By Brazil Stock Guide – Cosan S.A. (B3: CSAN3; NYSE: CSAN), under the controlling stake of Rubens Ometto Silveira Mello, reported a net loss of R$1.185 billion in the third quarter of 2025 — the last quarterly result under his sole control — reversing the R$293 million profit posted a year earlier. The result was primarily impacted by a sharp reduction in equity income, reflecting weaker performance at Raízen and the exit from the stake in Vale, combined with a challenging macroeconomic environment of high interest rates and lower commodity prices.
The company’s managed EBITDA — which includes 100% of the adjusted results of its businesses — came in at R$7.4 billion, an 11% drop compared to the R$8.4 billion in 3Q24. The corporate holding ended the period with a net debt of R$18.2 billion, up 4% from the previous quarter, and a Net Debt Service Coverage Ratio (ICSD) of 1.0x, down from 1.2x in 2Q25.
Portfolio Performance: Raízen and Radar Lag
Cosan’s portfolio showed a mixed performance. While Rumo and Compass posted increases in adjusted EBITDA — up 4% and 6%, respectively — Raízen and Radar declined.
Raízen, the joint venture with Shell, saw its adjusted EBITDA shrink by 14% to 3.3 billion reais, pressured by a lower contribution from the Ethanol, Sugar, and Bioenergy (EAB) segment, with reduced traded volumes and less diluted costs. Radar, the agricultural property management arm, registered a 26% drop in EBITDA to 106 million reais, reflecting lower lease revenues.
Moove, in the lubricants segment, also declined (-7%) but highlighted a volumetric recovery and the receipt of 500 million reais in insurance indemnities related to the fire at its Rio de Janeiro plant.

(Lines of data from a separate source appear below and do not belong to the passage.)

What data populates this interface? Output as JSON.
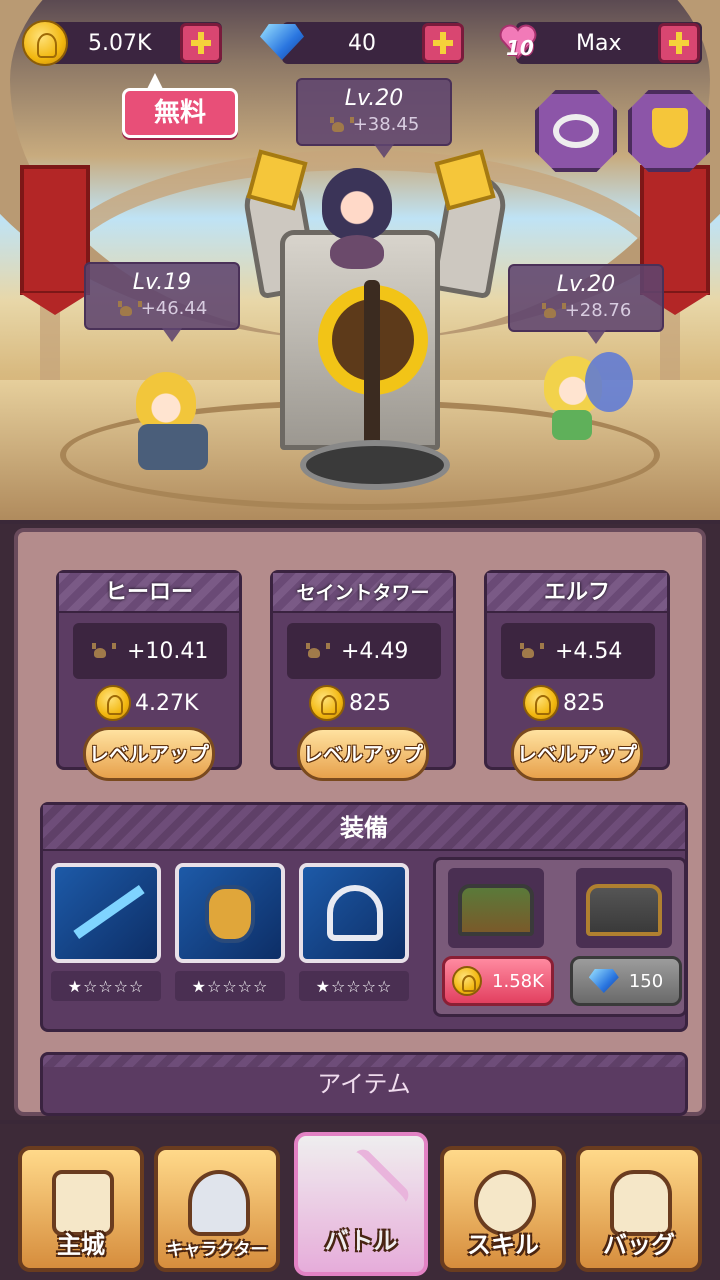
{
  "currency": {
    "gold": "5.07K",
    "gems": "40",
    "hearts_level": "10",
    "hearts": "Max"
  },
  "free_label": "無料",
  "units": [
    {
      "name": "tower-unit",
      "level": "Lv.20",
      "power": "+38.45"
    },
    {
      "name": "hero-unit",
      "level": "Lv.19",
      "power": "+46.44"
    },
    {
      "name": "elf-unit",
      "level": "Lv.20",
      "power": "+28.76"
    }
  ],
  "upgrade_cards": [
    {
      "title": "ヒーロー",
      "bonus": "+10.41",
      "cost": "4.27K",
      "button": "レベルアップ"
    },
    {
      "title": "セイントタワー",
      "bonus": "+4.49",
      "cost": "825",
      "button": "レベルアップ"
    },
    {
      "title": "エルフ",
      "bonus": "+4.54",
      "cost": "825",
      "button": "レベルアップ"
    }
  ],
  "equipment": {
    "title": "装備",
    "slots": [
      {
        "icon": "spear-icon",
        "stars": "★☆☆☆☆"
      },
      {
        "icon": "armor-icon",
        "stars": "★☆☆☆☆"
      },
      {
        "icon": "crossbow-icon",
        "stars": "★☆☆☆☆"
      }
    ],
    "chest_gold_price": "1.58K",
    "chest_gem_price": "150"
  },
  "items_title": "アイテム",
  "nav": [
    {
      "label": "主城",
      "icon": "castle-icon"
    },
    {
      "label": "キャラクター",
      "icon": "knight-helmet-icon"
    },
    {
      "label": "バトル",
      "icon": "crossed-swords-icon"
    },
    {
      "label": "スキル",
      "icon": "wind-scroll-icon"
    },
    {
      "label": "バッグ",
      "icon": "backpack-icon"
    }
  ],
  "colors": {
    "accent_pink": "#e84f78",
    "gold": "#f2b70f",
    "panel_purple": "#5c3c63"
  }
}
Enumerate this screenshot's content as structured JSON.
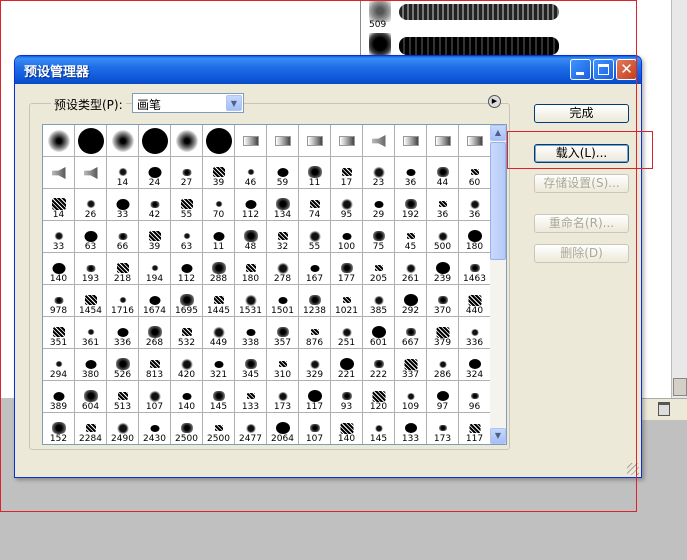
{
  "background_panel": {
    "brush_rows": [
      {
        "num": "509"
      },
      {
        "num": ""
      }
    ]
  },
  "dialog": {
    "title": "预设管理器",
    "preset_type_label": "预设类型(P):",
    "preset_type_value": "画笔",
    "buttons": {
      "done": "完成",
      "load": "载入(L)...",
      "save": "存储设置(S)...",
      "rename": "重命名(R)...",
      "delete": "删除(D)"
    },
    "grid_rows": [
      [
        "",
        "",
        "",
        "",
        "",
        "",
        "",
        "",
        "",
        "",
        "",
        "",
        "",
        ""
      ],
      [
        "",
        "",
        "14",
        "24",
        "27",
        "39",
        "46",
        "59",
        "11",
        "17",
        "23",
        "36",
        "44",
        "60"
      ],
      [
        "14",
        "26",
        "33",
        "42",
        "55",
        "70",
        "112",
        "134",
        "74",
        "95",
        "29",
        "192",
        "36",
        "36"
      ],
      [
        "33",
        "63",
        "66",
        "39",
        "63",
        "11",
        "48",
        "32",
        "55",
        "100",
        "75",
        "45",
        "500",
        "180"
      ],
      [
        "140",
        "193",
        "218",
        "194",
        "112",
        "288",
        "180",
        "278",
        "167",
        "177",
        "205",
        "261",
        "239",
        "1463"
      ],
      [
        "978",
        "1454",
        "1716",
        "1674",
        "1695",
        "1445",
        "1531",
        "1501",
        "1238",
        "1021",
        "385",
        "292",
        "370",
        "440"
      ],
      [
        "351",
        "361",
        "336",
        "268",
        "532",
        "449",
        "338",
        "357",
        "876",
        "251",
        "601",
        "667",
        "379",
        "336"
      ],
      [
        "294",
        "380",
        "526",
        "813",
        "420",
        "321",
        "345",
        "310",
        "329",
        "221",
        "222",
        "337",
        "286",
        "324"
      ],
      [
        "389",
        "604",
        "513",
        "107",
        "140",
        "145",
        "133",
        "173",
        "117",
        "93",
        "120",
        "109",
        "97",
        "96"
      ],
      [
        "152",
        "2284",
        "2490",
        "2430",
        "2500",
        "2500",
        "2477",
        "2064",
        "107",
        "140",
        "145",
        "133",
        "173",
        "117"
      ]
    ]
  }
}
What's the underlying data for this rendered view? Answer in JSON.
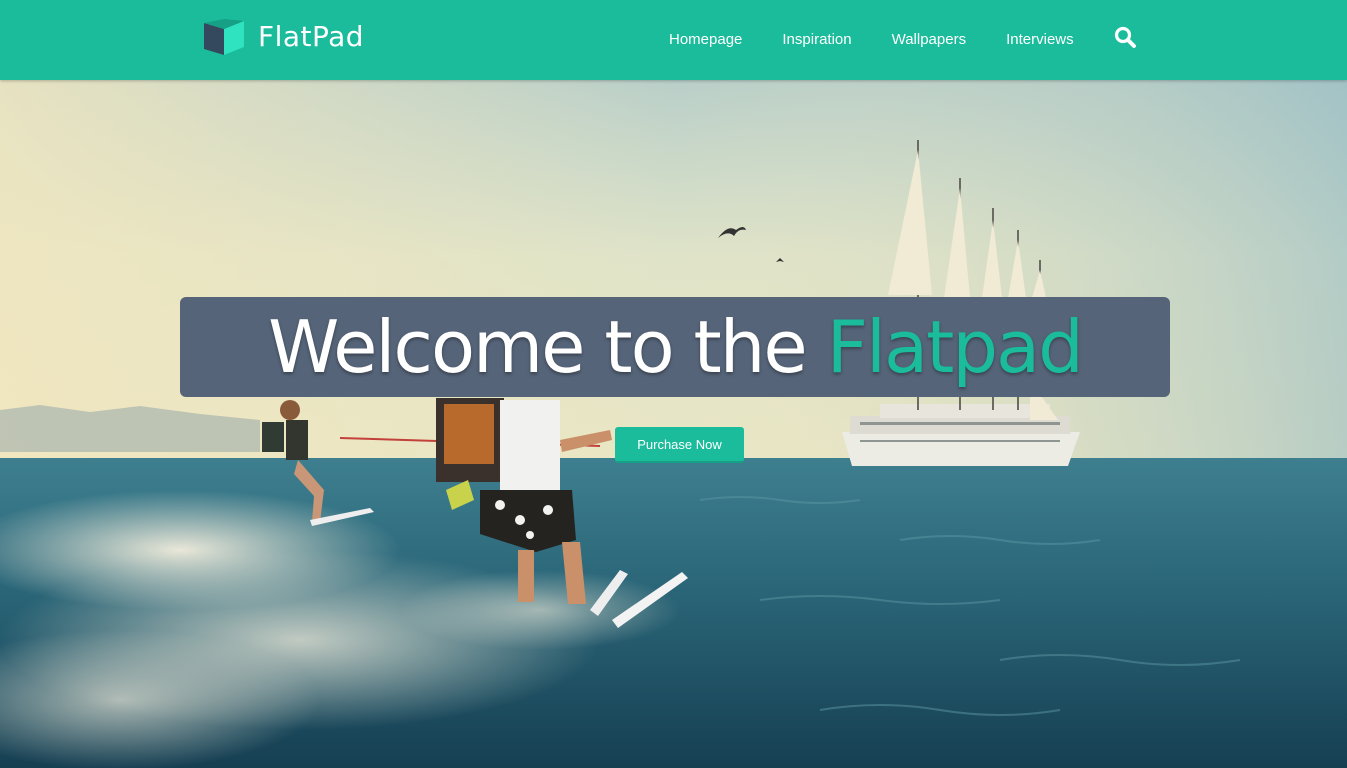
{
  "brand": {
    "name": "FlatPad",
    "icon": "cube-logo-icon",
    "colors": {
      "accent": "#1abc9c",
      "cube_dark": "#34495e",
      "cube_light": "#2fe3c1"
    }
  },
  "nav": {
    "items": [
      {
        "label": "Homepage"
      },
      {
        "label": "Inspiration"
      },
      {
        "label": "Wallpapers"
      },
      {
        "label": "Interviews"
      }
    ],
    "search_icon": "search-icon"
  },
  "hero": {
    "title_main": "Welcome to the ",
    "title_accent": "Flatpad",
    "cta_label": "Purchase Now",
    "background_image": "water skiers towed by a sailing cruise ship on the open sea",
    "colors": {
      "navbar": "#1abc9c",
      "title_box": "#566479",
      "title_accent": "#1abc9c"
    }
  }
}
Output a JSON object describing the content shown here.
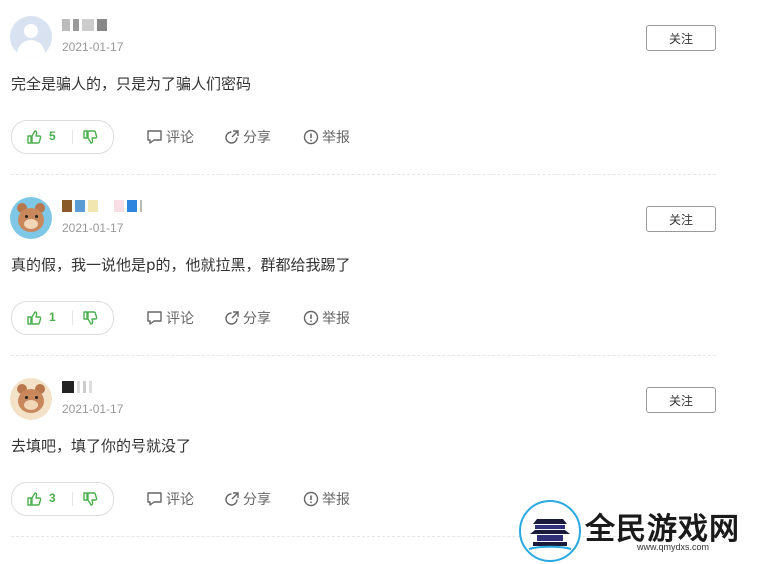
{
  "comments": [
    {
      "avatar": "default-avatar",
      "date": "2021-01-17",
      "follow_label": "关注",
      "text": "完全是骗人的，只是为了骗人们密码",
      "likes": "5"
    },
    {
      "avatar": "bear-avatar",
      "date": "2021-01-17",
      "follow_label": "关注",
      "text": "真的假，我一说他是p的，他就拉黑，群都给我踢了",
      "likes": "1"
    },
    {
      "avatar": "bear-avatar",
      "date": "2021-01-17",
      "follow_label": "关注",
      "text": "去填吧，填了你的号就没了",
      "likes": "3"
    }
  ],
  "actions": {
    "comment_label": "评论",
    "share_label": "分享",
    "report_label": "举报"
  },
  "icons": {
    "like": "thumbs-up-icon",
    "dislike": "thumbs-down-icon",
    "comment": "comment-icon",
    "share": "share-icon",
    "report": "report-icon"
  },
  "colors": {
    "like_green": "#4caf50",
    "text": "#333333",
    "muted": "#999999",
    "watermark_blue": "#29a9e1"
  },
  "watermark": {
    "title": "全民游戏网",
    "url": "www.qmydxs.com"
  }
}
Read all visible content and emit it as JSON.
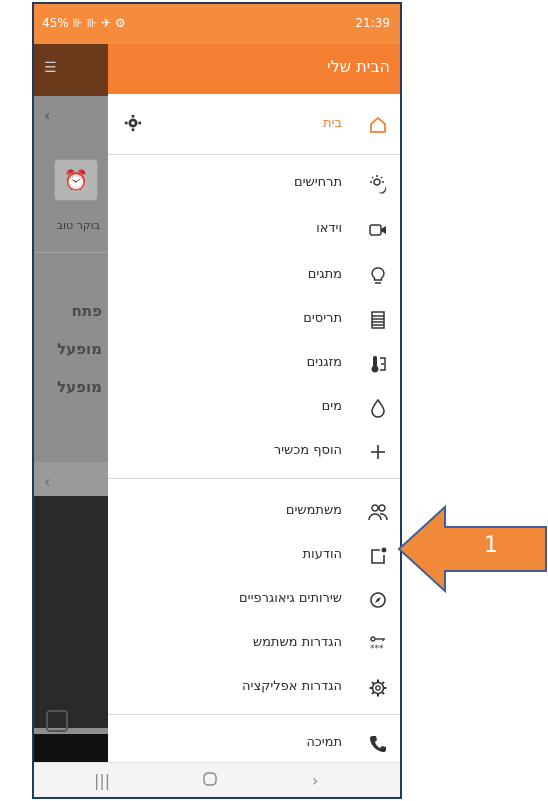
{
  "status_bar": {
    "left_text": "45% ⊪ ⊪ ✈ ⚙",
    "time": "21:39"
  },
  "background_app": {
    "alarm_label": "בוקר טוב",
    "statuses": [
      "פתח",
      "מופעל",
      "מופעל"
    ]
  },
  "drawer": {
    "title": "הבית שלי",
    "home_label": "בית",
    "devices": [
      {
        "label": "תרחישים",
        "icon": "scenes-icon"
      },
      {
        "label": "וידאו",
        "icon": "video-camera-icon"
      },
      {
        "label": "מתגים",
        "icon": "lightbulb-icon"
      },
      {
        "label": "תריסים",
        "icon": "shutters-icon"
      },
      {
        "label": "מזגנים",
        "icon": "thermometer-icon"
      },
      {
        "label": "מים",
        "icon": "water-drop-icon"
      },
      {
        "label": "הוסף מכשיר",
        "icon": "plus-icon"
      }
    ],
    "account": [
      {
        "label": "משתמשים",
        "icon": "users-icon"
      },
      {
        "label": "הודעות",
        "icon": "notifications-icon"
      },
      {
        "label": "שירותים גיאוגרפיים",
        "icon": "compass-icon"
      },
      {
        "label": "הגדרות משתמש",
        "icon": "user-key-icon"
      },
      {
        "label": "הגדרות אפליקציה",
        "icon": "gear-icon"
      }
    ],
    "support_label": "תמיכה"
  },
  "callout": {
    "number": "1",
    "color": "#f08a3a"
  },
  "colors": {
    "accent": "#f47f30",
    "frame": "#1f3b63"
  }
}
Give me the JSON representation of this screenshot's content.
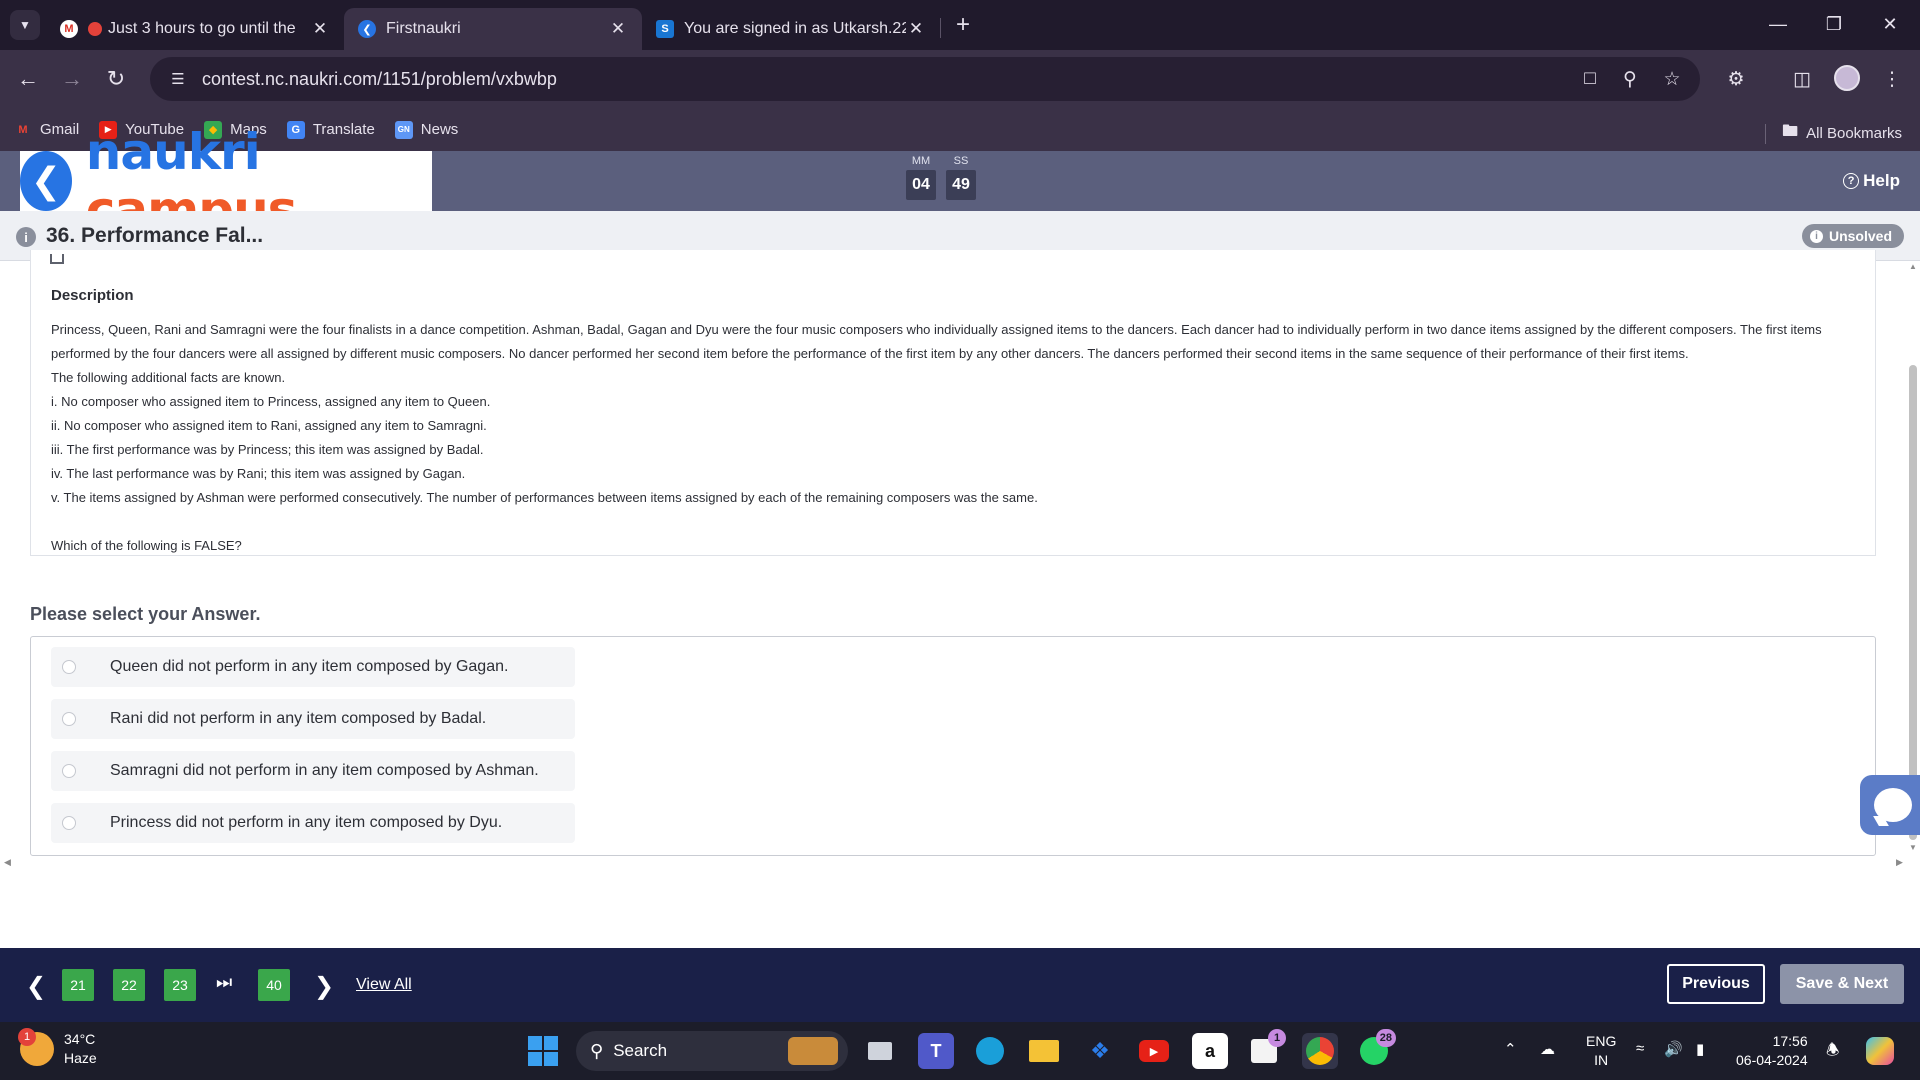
{
  "browser": {
    "tabs": [
      {
        "title": "Just 3 hours to go until the",
        "favicon": "gmail-icon"
      },
      {
        "title": "Firstnaukri",
        "favicon": "naukri-icon"
      },
      {
        "title": "You are signed in as Utkarsh.22",
        "favicon": "s-icon"
      }
    ],
    "url": "contest.nc.naukri.com/1151/problem/vxbwbp",
    "bookmarks": [
      "Gmail",
      "YouTube",
      "Maps",
      "Translate",
      "News"
    ],
    "all_bookmarks": "All Bookmarks"
  },
  "site": {
    "logo_naukri": "naukri",
    "logo_campus": "campus",
    "timer": {
      "mm_label": "MM",
      "ss_label": "SS",
      "mm": "04",
      "ss": "49"
    },
    "help": "Help"
  },
  "question": {
    "title": "36. Performance Fal...",
    "status": "Unsolved",
    "desc_heading": "Description",
    "intro": "Princess, Queen, Rani and Samragni were the four finalists in a dance competition. Ashman, Badal, Gagan and Dyu were the four music composers who individually assigned items to the dancers. Each dancer had to individually perform in two dance items assigned by the different composers. The first items performed by the four dancers were all assigned by different music composers. No dancer performed her second item before the performance of the first item by any other dancers. The dancers performed their second items in the same sequence of their performance of their first items.",
    "facts_intro": "The following additional facts are known.",
    "facts": [
      "i. No composer who assigned item to Princess, assigned any item to Queen.",
      "ii. No composer who assigned item to Rani, assigned any item to Samragni.",
      "iii. The first performance was by Princess; this item was assigned by Badal.",
      "iv. The last performance was by Rani; this item was assigned by Gagan.",
      "v. The items assigned by Ashman were performed consecutively. The number of performances between items assigned by each of the remaining composers was the same."
    ],
    "prompt": "Which of the following is FALSE?"
  },
  "answer": {
    "heading": "Please select your Answer.",
    "options": [
      "Queen did not perform in any item composed by Gagan.",
      "Rani did not perform in any item composed by Badal.",
      "Samragni did not perform in any item composed by Ashman.",
      "Princess did not perform in any item composed by Dyu."
    ]
  },
  "footer": {
    "pages": [
      "21",
      "22",
      "23",
      "40"
    ],
    "view_all": "View All",
    "previous": "Previous",
    "save_next": "Save & Next"
  },
  "taskbar": {
    "weather_temp": "34°C",
    "weather_desc": "Haze",
    "weather_badge": "1",
    "search": "Search",
    "store_badge": "1",
    "whatsapp_badge": "28",
    "lang_1": "ENG",
    "lang_2": "IN",
    "time": "17:56",
    "date": "06-04-2024"
  },
  "colors": {
    "header_bg": "#5b5f7d",
    "footer_bg": "#1a2048",
    "page_badge": "#3aa74b",
    "logo_blue": "#2774e3",
    "logo_orange": "#f05a28"
  }
}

Capital Structure Under Pressure
Cosan Corporate ended the quarter with gross debt of 21.6 billion reais, an average cost of CDI+0.89%, and an average term of 5.9 years. The company maintained its active liability management strategy, with bond and debenture buybacks aimed at extending the debt profile and reducing costs.
However, the dividend flow received by the holding company fell drastically: 48 million reais in the quarter, compared to 343 million reais in 3Q24. On a trailing twelve-month basis, the drop was 39%, to 2.3 billion reais — explaining the deterioration in the debt service coverage ratio.
Focus on Restructuring and Equity Offerings
Amid the adverse scenario, Cosan entered into a shareholders’ agreement with Aguassanta, BTG Pactual, and Perfin, and concluded on November 14 two primary public offerings of common shares, totaling 2.1 billion shares at a price of 5.00 reais each — a total raise of 10.5 billion reais. The proceeds are intended to strengthen the corporate capital structure and reduce the holding company’s debt.
“In a quarter marked by challenging macroeconomic headwinds, we remain focused on the disciplined management of our portfolio and the strength of our balance sheet,” management stated in the report.
Outlook
Despite the negative quarterly result, Cosan maintains a clear strategy of deleveraging and portfolio optimization. The completion of the primary offerings is expected to provide financial flexibility, while business diversification — with highlights from Rumo and Compass — helps to cushion sector-specific shocks. The evolution of dividend receipts, especially from Raízen, will be crucial for the debt reduction trajectory throughout 2026.